What line level converter are you using?


----------



## loganste123 (Dec 31, 2013)

hificruzer226 said:


> Why are you so worried about taking the radio out>?


Idk I just feel like it would be too tight to do it back there


----------



## hificruzer226 (Mar 27, 2013)

Its not I have been there. There is less room behind the kick panel than the radio. Just try it behind the radio you will not regret


----------



## cruzible (Feb 10, 2014)

Hi hificruzer226

I am not too sure as to what your referring to, but this is the Sub Enclosure that I am trying to use.

All I did was tap into the Factory Speaker Wires, then run them to the High Level Imput Connector in the Fusion Enclosure.

*Fusion 12 Active Wedge Enclosure Cp-Aw1122 Subwoofer Amplifier*

Fusion 12 Active Wedge Enclosure Cp-Aw1122 Subwoofer Amplifier

I hope this can answer some things for you.

Regards

Darren


----------



## Patman (May 7, 2011)

I used the wiring behind the driver kick panel.

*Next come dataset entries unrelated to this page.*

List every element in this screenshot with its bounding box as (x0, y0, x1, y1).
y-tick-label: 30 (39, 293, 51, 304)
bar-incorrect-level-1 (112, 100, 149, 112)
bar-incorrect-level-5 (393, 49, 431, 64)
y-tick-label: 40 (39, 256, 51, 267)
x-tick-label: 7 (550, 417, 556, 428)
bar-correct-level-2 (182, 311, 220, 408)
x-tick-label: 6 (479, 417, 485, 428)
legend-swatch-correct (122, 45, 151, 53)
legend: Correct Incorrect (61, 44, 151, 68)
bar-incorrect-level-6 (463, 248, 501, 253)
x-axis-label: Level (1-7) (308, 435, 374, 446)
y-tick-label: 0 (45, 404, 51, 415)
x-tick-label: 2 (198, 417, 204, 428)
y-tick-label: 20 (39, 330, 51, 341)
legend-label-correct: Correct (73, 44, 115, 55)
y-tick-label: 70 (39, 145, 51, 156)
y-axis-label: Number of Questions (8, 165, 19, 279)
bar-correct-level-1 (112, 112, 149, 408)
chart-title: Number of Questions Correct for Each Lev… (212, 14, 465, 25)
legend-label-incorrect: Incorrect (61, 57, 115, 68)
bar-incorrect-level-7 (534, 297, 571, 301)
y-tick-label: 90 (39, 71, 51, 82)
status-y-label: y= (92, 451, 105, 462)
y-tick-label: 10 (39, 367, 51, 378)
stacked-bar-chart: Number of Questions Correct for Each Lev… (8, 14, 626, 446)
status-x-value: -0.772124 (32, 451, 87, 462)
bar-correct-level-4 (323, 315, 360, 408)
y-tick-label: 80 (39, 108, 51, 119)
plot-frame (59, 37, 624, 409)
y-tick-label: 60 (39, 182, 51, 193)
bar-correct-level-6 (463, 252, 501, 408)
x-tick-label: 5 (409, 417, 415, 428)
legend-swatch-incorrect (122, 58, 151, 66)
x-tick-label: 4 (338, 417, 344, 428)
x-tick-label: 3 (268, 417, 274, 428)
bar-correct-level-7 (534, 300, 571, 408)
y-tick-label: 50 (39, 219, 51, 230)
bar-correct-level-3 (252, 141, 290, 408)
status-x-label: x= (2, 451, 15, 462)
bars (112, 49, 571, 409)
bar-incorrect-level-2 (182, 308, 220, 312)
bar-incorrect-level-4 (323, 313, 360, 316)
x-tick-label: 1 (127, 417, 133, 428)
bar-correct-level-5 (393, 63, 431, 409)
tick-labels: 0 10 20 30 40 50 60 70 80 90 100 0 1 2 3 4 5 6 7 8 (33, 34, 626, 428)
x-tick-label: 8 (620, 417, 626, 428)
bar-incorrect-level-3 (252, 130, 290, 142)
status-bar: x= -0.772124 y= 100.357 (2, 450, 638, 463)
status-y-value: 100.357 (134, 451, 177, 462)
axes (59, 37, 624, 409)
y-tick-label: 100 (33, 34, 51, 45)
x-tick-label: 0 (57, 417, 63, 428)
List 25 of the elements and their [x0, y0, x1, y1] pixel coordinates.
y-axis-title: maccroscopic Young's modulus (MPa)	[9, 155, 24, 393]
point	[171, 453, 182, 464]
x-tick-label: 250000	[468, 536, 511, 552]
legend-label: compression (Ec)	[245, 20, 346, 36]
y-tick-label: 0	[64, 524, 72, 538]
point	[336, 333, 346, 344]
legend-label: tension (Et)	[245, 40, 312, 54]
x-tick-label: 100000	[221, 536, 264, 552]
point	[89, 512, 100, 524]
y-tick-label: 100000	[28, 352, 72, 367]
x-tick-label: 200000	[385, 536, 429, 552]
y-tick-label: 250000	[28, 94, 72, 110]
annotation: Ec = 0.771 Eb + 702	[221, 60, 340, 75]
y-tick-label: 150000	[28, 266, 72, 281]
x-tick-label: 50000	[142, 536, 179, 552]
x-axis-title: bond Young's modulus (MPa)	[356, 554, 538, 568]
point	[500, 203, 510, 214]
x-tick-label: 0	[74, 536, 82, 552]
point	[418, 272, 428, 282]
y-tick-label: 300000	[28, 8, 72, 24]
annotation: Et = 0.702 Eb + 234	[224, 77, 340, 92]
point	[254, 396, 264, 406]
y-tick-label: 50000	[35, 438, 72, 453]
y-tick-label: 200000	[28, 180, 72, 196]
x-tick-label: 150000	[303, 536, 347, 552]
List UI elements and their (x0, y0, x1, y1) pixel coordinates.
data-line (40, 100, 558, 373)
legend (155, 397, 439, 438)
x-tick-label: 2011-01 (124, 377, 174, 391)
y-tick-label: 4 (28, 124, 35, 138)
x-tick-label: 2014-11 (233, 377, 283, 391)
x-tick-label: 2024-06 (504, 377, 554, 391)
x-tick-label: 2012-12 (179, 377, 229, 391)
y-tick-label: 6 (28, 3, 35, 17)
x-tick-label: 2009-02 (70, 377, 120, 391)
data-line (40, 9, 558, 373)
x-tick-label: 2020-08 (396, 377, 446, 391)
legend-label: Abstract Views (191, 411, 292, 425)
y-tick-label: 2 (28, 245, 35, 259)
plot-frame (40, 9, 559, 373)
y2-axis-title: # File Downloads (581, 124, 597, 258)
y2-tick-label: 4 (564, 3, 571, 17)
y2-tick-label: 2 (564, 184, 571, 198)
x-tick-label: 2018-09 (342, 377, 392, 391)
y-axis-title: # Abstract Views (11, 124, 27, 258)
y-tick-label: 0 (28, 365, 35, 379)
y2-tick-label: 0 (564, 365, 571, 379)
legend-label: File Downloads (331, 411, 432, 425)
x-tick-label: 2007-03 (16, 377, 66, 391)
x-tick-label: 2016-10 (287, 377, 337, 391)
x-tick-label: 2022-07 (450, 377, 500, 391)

Kinda PIA when it came to finding which wire you were dealing with, but they were all there.


----------



## Jaycruze (Jul 11, 2011)

I tapped mine here, I first had it up beside the hood-release up front but went back here to avoid and interference from the power line.

Mine is just for a sub so I only needed one side, You don't need to pop open the door either, just the panel at the bottom of the pillar.


----------



## loganste123 (Dec 31, 2013)

Jaycruze said:


> I tapped mine here, I first had it up beside the hood-release up front but went back here to avoid and interference from the power line.
> 
> Mine is just for a sub so I only needed one side, You don't need to pop open the door either, just the panel at the bottom of the pillar.
> 
> ...


This is exactly where I tapped mine, simple and in an easy location. One thing I sure as **** hate is all that sticky glue on the factorys tape.


----------